Margot was quiet a minute and then asked, “What were you wanting to find? Did you want to prove Bernie right or wrong?”

“I didn't want to prove anything," Wren said. "I wanted to find out...well, maybe you're right. Maybe I did want to prove him wrong at first. And then it felt good when I’d read an occasional article in the Washington Post giving Obama 4 pinochios for misrepresenting the effects of the up-coming sequester, or in the New York Times about the lack of effect gun control has had in the past. Or the deficit, or unions against Obamamcare, ideas that weren’t lock-step with the president. Not that that happened very often.”

“I didn’t know you were against gun control.”

“I’m not. That’s not my issue. Neither is abortion, or gay marriage. I can see both sides. But the point is, the media is mostly pushing its own agenda, or somebody’s, and that’s not objective reporting.”

“So, we’ve got three or four major networks basically on the President’s side, reporting on stories that make him look good, or make somebody else look bad. Or editing the stories in ways that lead the reader that direction. Have I got what you’re saying? ” Wren nodded, and Margot continued. “Then here comes Benghazi again, followed by these other nifty scandals that the networks can’t avoid reporting on. Has anything changed?”

“Yeah, actually there has. The administration is taking some heat from several networks now, not just Fox. Reporters are not buying some of Obama’s answers, no matter if he’s acting angry or dismissive or condescending. It’s good to see them press ahead. That’s their job.” Wren smiled and took a cookie. “What do you think?”

“He’s so easy with his answers though. He smiles and looks relaxed, points out to his audience that it’s just those stupid Republicans trying to make something out of nothing. He looks so honest. Like a lot of people, I guess I just want to believe him.
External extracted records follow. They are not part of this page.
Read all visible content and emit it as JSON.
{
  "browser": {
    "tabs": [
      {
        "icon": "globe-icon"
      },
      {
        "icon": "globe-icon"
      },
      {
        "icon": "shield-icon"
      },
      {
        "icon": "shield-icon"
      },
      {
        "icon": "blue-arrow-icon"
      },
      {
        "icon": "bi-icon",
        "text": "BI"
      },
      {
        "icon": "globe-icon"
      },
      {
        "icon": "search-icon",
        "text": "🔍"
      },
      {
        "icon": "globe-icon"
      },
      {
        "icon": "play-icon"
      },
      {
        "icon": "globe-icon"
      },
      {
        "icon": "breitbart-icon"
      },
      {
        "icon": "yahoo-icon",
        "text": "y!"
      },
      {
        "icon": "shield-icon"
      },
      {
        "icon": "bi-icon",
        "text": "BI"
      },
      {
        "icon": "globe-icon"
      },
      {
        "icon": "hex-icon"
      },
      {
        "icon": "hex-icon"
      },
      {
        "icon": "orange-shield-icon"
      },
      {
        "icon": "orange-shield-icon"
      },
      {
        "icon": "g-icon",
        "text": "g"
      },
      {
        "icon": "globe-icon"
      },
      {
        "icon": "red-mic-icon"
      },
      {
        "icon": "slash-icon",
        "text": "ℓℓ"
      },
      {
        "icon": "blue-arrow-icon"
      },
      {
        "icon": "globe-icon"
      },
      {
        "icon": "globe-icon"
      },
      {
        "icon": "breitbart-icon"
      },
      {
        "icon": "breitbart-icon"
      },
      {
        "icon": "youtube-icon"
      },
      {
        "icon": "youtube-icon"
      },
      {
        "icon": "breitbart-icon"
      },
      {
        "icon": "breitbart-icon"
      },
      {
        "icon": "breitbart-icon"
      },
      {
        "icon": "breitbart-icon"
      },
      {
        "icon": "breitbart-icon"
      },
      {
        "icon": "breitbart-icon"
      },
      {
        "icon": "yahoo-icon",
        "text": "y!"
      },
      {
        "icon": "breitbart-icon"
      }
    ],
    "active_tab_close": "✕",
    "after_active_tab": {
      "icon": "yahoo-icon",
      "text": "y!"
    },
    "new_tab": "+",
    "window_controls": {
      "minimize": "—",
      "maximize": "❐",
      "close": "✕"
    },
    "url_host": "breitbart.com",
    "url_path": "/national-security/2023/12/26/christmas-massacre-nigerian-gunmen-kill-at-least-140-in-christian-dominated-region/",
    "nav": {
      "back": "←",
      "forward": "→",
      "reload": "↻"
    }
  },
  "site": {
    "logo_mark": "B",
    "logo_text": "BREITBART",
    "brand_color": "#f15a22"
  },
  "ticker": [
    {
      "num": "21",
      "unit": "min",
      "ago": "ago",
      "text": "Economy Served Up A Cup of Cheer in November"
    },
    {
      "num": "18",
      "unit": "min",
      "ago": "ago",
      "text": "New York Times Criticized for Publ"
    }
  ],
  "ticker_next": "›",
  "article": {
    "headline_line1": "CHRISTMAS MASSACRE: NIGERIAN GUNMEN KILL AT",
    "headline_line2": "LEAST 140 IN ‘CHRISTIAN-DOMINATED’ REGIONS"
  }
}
And I don’t want to be bullied about it.”

Wren looked at her carefully and saw she meant what she said, but not angrily. “Do you think people who don’t believe him are racists?”
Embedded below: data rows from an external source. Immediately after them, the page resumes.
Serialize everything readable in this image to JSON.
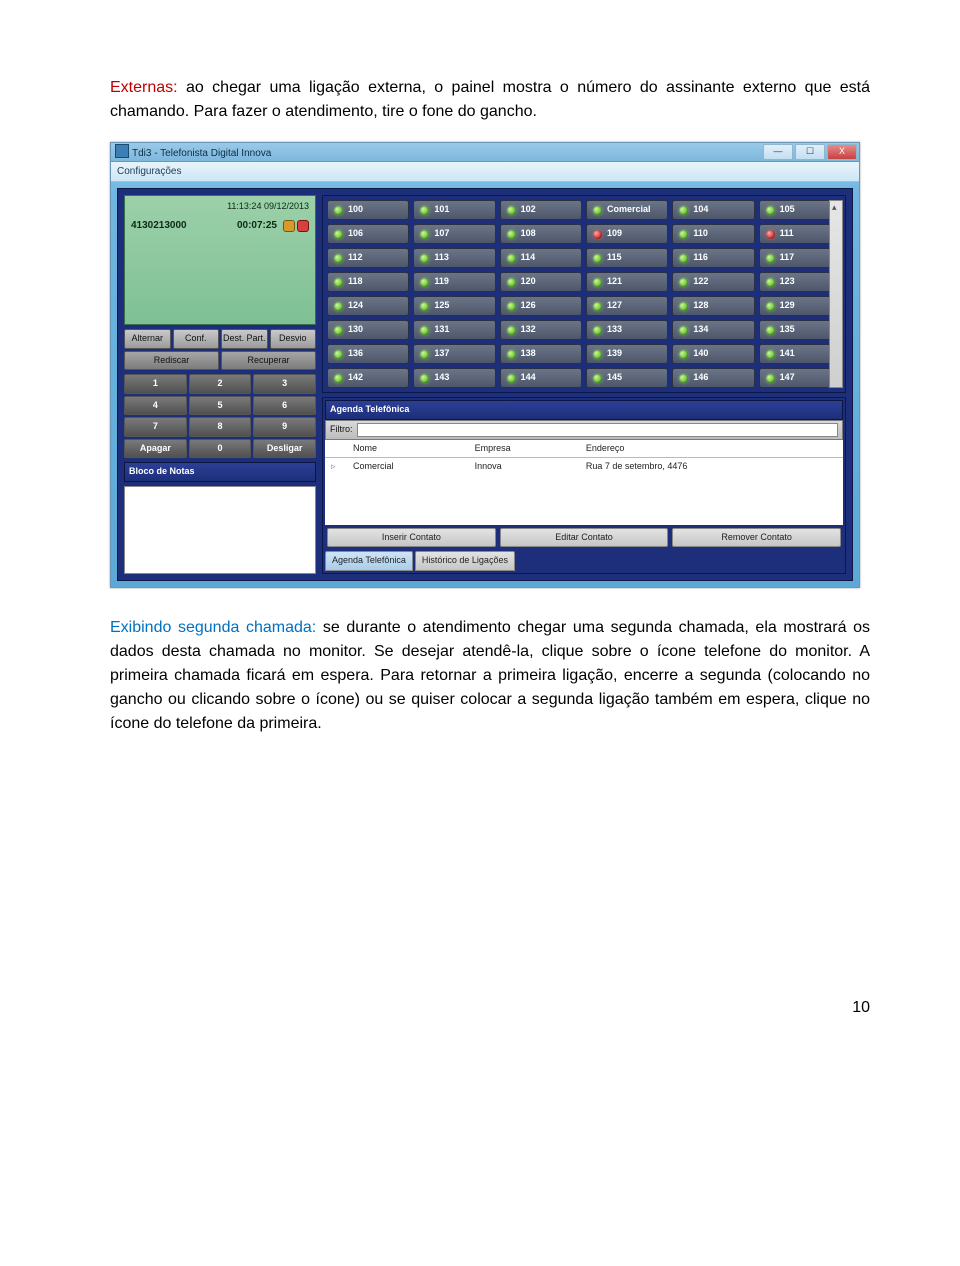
{
  "para1": {
    "heading": "Externas:",
    "text": " ao chegar uma ligação externa, o painel  mostra o número do assinante externo que está chamando. Para fazer o atendimento, tire o fone do gancho."
  },
  "win": {
    "title": "Tdi3 - Telefonista Digital Innova",
    "menu": "Configurações",
    "ctrl_min": "—",
    "ctrl_max": "☐",
    "ctrl_close": "X"
  },
  "monitor": {
    "datetime": "11:13:24 09/12/2013",
    "number": "4130213000",
    "duration": "00:07:25"
  },
  "action_buttons": {
    "row1": [
      "Alternar",
      "Conf.",
      "Dest. Part.",
      "Desvio"
    ],
    "row2": [
      "Rediscar",
      "Recuperar"
    ]
  },
  "keypad": {
    "rows": [
      [
        "1",
        "2",
        "3"
      ],
      [
        "4",
        "5",
        "6"
      ],
      [
        "7",
        "8",
        "9"
      ],
      [
        "Apagar",
        "0",
        "Desligar"
      ]
    ]
  },
  "notes_title": "Bloco de Notas",
  "extensions": [
    {
      "label": "100",
      "state": "green"
    },
    {
      "label": "101",
      "state": "green"
    },
    {
      "label": "102",
      "state": "green"
    },
    {
      "label": "Comercial",
      "state": "green"
    },
    {
      "label": "104",
      "state": "green"
    },
    {
      "label": "105",
      "state": "green"
    },
    {
      "label": "106",
      "state": "green"
    },
    {
      "label": "107",
      "state": "green"
    },
    {
      "label": "108",
      "state": "green"
    },
    {
      "label": "109",
      "state": "red"
    },
    {
      "label": "110",
      "state": "green"
    },
    {
      "label": "111",
      "state": "red"
    },
    {
      "label": "112",
      "state": "green"
    },
    {
      "label": "113",
      "state": "green"
    },
    {
      "label": "114",
      "state": "green"
    },
    {
      "label": "115",
      "state": "green"
    },
    {
      "label": "116",
      "state": "green"
    },
    {
      "label": "117",
      "state": "green"
    },
    {
      "label": "118",
      "state": "green"
    },
    {
      "label": "119",
      "state": "green"
    },
    {
      "label": "120",
      "state": "green"
    },
    {
      "label": "121",
      "state": "green"
    },
    {
      "label": "122",
      "state": "green"
    },
    {
      "label": "123",
      "state": "green"
    },
    {
      "label": "124",
      "state": "green"
    },
    {
      "label": "125",
      "state": "green"
    },
    {
      "label": "126",
      "state": "green"
    },
    {
      "label": "127",
      "state": "green"
    },
    {
      "label": "128",
      "state": "green"
    },
    {
      "label": "129",
      "state": "green"
    },
    {
      "label": "130",
      "state": "green"
    },
    {
      "label": "131",
      "state": "green"
    },
    {
      "label": "132",
      "state": "green"
    },
    {
      "label": "133",
      "state": "green"
    },
    {
      "label": "134",
      "state": "green"
    },
    {
      "label": "135",
      "state": "green"
    },
    {
      "label": "136",
      "state": "green"
    },
    {
      "label": "137",
      "state": "green"
    },
    {
      "label": "138",
      "state": "green"
    },
    {
      "label": "139",
      "state": "green"
    },
    {
      "label": "140",
      "state": "green"
    },
    {
      "label": "141",
      "state": "green"
    },
    {
      "label": "142",
      "state": "green"
    },
    {
      "label": "143",
      "state": "green"
    },
    {
      "label": "144",
      "state": "green"
    },
    {
      "label": "145",
      "state": "green"
    },
    {
      "label": "146",
      "state": "green"
    },
    {
      "label": "147",
      "state": "green"
    }
  ],
  "agenda": {
    "title": "Agenda Telefônica",
    "filtro_label": "Filtro:",
    "headers": [
      "Nome",
      "Empresa",
      "Endereço"
    ],
    "row": {
      "nome": "Comercial",
      "empresa": "Innova",
      "endereco": "Rua 7 de setembro, 4476"
    },
    "buttons": [
      "Inserir Contato",
      "Editar Contato",
      "Remover Contato"
    ],
    "tabs": [
      "Agenda Telefônica",
      "Histórico de Ligações"
    ]
  },
  "para2": {
    "heading": "Exibindo segunda chamada:",
    "text": " se durante o atendimento chegar uma segunda chamada, ela mostrará os dados desta chamada no monitor. Se desejar atendê-la, clique sobre o ícone telefone do monitor. A primeira chamada ficará em espera. Para retornar a primeira ligação, encerre a segunda (colocando no gancho ou clicando sobre o ícone) ou se quiser colocar a segunda ligação também em espera, clique no ícone do telefone da primeira."
  },
  "page_number": "10"
}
“That word has been used really weirdly recently, hasn’t it? No, I don’t think you’re a racist, if that’s what you mean. Maybe I am though. My main reason for voting for him was because he’s black and I wanted to see a black man succeed.”

Wren nodded. “Me too.”

“You voted for him? You aren’t still a Republican?”

“Bernie thinks I am, but I prefer to call myself as an independent thinker. My first husband said I was a fuzzy headed liberal.” She laughed. “Bernie doesn’t know how I voted though, so please don’t tell him.”

“Anyway,” she went on, “so now comes all this stuff about the IRS and the AP, and I’m beginning to wonder if maybe their conspiracy theory isn’t so farfetched after all. Have you thought about that?”

“Wren, I don’t think… I can’t even begin to think about that right now. I don’t even know if we’re a red state or a blue state. I’m sorry, but I’m no help to you. It’s all too much for me.” She picked up her coffee cup and started to stand up. “Oh, what was the third thing you said you wanted to talk about?”

“Third thing?” Wren had to stop and switch gears. What was it she’d had on her mind? “Life coaches, that was it. Do you know any, and what do they do?”

“Actually, I have met a couple of them, no, three!” Margot squinted her eyes as if picturing them in her mind.

“They are all about the same age, 50-60 I’d say. All seem to be religious, or more likely “spiritual”. There’s kind of a distracted quality about all of them, now that I think about it, as if they’re still half stuck in their own mid-life crises. As to what they do, one told me she helps people figure out what story they’ve been living and come up with a new chapter. Whatever that means.”

Wren reached out and touched her friend’s arm. Her hand was shaking slightly. “I don’t want to spend the rest of my life being a fact checker. People want to believe what they believe. No one wants to know the facts. So I need to figure out what to do next. Would you get her name and number for me?”